For California, a state that routinely struggles with poor air quality, the wildfires could exacerbate a public health problem, scientists say. Since the late 1980s, particulate matter pollution has been declining, except in areas where wildfires are on the rise. In that time period, climate change has made California hotter and drier, conditions that make wildfires less manageable.

Unknown long-term consequences

Air pollution is a known threat to human health. Around the world, it contributed to an estimated four million deaths in 2016. Complications with conditions like respiratory and cardiovascular disease are typically the culprits. However, long-term health impacts have largely looked at emissions from activities like vehicle traffic or burning fossil fuels.

“The possibility that there would be long-term consequences has not been studied in a systematic way for these large wildfires because they’re kind of new,” says Irva Hertz-Picciotto, an environmental scientist at the University of California, Davis.

When wildfires broke out in California in 2017, “I was trying to wrap my head around what could we do,” she says.
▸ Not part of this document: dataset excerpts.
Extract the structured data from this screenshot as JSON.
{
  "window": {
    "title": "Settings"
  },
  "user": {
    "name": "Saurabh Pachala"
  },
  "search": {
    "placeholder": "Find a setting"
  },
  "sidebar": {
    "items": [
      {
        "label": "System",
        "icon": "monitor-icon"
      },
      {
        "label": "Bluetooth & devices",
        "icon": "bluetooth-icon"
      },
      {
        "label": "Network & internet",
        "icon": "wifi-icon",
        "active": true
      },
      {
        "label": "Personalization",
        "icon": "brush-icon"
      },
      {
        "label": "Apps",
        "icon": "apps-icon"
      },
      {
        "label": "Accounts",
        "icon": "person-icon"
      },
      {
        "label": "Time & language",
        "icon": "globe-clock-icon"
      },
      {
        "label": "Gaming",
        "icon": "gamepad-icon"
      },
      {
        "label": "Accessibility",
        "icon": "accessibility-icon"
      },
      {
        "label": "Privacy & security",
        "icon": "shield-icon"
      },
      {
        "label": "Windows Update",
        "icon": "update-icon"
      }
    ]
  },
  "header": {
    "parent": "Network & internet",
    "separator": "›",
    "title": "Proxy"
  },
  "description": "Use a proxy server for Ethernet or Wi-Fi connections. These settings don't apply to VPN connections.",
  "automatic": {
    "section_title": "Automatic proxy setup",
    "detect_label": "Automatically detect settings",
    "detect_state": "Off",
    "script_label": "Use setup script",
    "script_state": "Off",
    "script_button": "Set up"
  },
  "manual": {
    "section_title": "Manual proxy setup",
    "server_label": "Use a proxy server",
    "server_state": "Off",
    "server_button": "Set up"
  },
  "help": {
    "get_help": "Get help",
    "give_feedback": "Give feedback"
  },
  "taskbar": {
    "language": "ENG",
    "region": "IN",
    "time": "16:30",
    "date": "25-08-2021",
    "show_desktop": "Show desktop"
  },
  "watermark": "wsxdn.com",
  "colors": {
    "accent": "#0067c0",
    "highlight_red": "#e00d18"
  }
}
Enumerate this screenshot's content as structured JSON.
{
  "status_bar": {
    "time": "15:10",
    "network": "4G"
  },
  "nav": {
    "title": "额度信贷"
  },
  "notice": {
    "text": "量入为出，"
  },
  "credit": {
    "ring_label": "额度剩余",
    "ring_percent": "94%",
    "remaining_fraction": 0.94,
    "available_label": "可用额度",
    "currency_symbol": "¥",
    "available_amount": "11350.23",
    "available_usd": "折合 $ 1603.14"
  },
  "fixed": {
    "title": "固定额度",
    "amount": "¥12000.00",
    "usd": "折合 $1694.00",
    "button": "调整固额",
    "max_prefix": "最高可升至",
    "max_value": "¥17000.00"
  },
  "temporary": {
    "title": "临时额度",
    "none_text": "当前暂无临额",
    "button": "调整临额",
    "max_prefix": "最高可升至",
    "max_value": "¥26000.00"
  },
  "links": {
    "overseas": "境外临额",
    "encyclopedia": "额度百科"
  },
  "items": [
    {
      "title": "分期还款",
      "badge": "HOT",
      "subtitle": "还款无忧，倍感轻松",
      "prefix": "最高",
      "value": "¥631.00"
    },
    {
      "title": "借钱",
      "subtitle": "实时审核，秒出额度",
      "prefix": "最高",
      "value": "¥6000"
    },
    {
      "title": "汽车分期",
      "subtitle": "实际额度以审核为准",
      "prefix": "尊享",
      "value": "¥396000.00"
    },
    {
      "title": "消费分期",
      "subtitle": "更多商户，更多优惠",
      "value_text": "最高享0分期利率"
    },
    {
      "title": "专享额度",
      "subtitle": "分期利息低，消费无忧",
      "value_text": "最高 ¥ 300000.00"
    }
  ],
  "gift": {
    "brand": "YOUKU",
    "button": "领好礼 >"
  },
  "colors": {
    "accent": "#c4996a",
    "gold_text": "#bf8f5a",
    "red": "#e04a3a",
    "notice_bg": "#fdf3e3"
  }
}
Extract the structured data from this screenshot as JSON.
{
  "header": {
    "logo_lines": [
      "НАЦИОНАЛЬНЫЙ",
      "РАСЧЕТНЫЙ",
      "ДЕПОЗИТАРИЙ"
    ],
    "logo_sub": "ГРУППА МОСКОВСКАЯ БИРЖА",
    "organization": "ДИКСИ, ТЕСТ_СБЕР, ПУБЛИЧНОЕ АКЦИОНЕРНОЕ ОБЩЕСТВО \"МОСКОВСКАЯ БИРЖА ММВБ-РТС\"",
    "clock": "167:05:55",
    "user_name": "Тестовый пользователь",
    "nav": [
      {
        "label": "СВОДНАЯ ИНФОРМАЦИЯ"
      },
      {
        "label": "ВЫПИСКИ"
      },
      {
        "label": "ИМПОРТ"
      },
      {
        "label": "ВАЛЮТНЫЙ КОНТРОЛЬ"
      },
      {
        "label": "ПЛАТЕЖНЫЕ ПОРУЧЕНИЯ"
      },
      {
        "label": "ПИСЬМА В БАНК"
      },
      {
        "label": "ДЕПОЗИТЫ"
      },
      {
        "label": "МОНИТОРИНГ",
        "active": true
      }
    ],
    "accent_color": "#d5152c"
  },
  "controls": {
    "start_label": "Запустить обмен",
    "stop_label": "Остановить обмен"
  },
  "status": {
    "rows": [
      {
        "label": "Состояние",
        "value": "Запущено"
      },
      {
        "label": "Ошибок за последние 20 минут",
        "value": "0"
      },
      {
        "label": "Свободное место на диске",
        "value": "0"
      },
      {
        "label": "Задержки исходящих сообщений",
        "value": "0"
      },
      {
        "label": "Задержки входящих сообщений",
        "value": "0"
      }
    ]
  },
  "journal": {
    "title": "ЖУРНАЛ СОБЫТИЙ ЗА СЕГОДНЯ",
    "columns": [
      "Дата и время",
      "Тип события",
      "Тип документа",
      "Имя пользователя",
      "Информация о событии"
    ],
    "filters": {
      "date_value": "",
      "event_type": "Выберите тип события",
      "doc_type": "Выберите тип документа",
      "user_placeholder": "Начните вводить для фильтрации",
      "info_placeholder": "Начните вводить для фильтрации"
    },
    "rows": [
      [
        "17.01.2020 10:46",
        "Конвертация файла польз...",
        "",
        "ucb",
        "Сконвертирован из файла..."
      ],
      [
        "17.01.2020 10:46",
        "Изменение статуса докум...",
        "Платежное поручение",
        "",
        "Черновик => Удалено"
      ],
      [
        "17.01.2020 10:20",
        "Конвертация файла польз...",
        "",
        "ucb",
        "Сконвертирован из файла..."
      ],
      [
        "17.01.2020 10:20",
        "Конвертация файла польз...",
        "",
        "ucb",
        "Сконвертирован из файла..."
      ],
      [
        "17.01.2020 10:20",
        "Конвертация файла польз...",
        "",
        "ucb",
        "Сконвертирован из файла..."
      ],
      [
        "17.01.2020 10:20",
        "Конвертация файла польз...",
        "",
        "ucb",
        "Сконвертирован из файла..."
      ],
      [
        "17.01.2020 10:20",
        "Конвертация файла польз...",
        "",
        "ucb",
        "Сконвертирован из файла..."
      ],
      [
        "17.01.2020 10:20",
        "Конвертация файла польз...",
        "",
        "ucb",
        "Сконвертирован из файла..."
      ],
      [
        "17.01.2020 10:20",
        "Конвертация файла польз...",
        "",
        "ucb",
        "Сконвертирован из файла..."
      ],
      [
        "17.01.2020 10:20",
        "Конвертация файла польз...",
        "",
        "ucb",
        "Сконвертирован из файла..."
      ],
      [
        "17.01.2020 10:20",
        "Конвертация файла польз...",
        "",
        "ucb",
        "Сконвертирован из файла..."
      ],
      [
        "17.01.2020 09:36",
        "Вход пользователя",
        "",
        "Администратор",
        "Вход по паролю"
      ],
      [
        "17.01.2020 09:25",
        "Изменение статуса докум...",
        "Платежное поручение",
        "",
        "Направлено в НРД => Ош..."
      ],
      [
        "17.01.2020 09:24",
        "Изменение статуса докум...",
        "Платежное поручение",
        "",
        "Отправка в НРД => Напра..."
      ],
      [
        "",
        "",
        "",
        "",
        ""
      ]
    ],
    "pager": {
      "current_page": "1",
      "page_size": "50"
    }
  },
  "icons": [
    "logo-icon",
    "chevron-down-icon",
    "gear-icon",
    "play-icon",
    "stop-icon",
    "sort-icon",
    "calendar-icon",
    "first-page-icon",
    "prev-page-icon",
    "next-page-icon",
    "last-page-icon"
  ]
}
Quickly she realized few scientists had documented the effect California’s growing wildfire threats might have on citizens in the long term.

They sent surveys out to those exposed to wildfire smoke and found that anywhere from four to 10 months out, some respondents were still experiencing respiratory issues.

Hertz-Picciotto and her team are hoping to publish a more detailed outline of their findings in early 2020.

Like Bein, she says, “We think that because of the synthetic chemicals used in our housing that there could be a lot of very volatile chemicals that are transformed through combustion.”

Earlier this year Mary Prunicki, a researcher at Stanford University, published a paper that measured how wildfire smoke might harm the immune systems of children, who stand to sustain the most significant long-term damage from early exposure to dangerous wildfire smoke.

“We selected 30 children who had blood drawn after a prescribed burn or wildfire in Yosemite and compared immune outcomes,” she says.

Blood samples indicated that children who were exposed to wildfires had impaired immune systems compared to those who were exposed to prescribed burns, a controversial fire mitigation technique that has been halted over health concerns in the past.

Prunicki says her study suggests only that there’s still much unknown about the long-term effects of wildfire smoke and says it needs to be further researched.

It may be years before scientists fully understand how the West’s growing and evolving wildfire threat is influencing human health, but all three researchers say they’re eager to reach findings that can better help doctors treat those caught in the fires.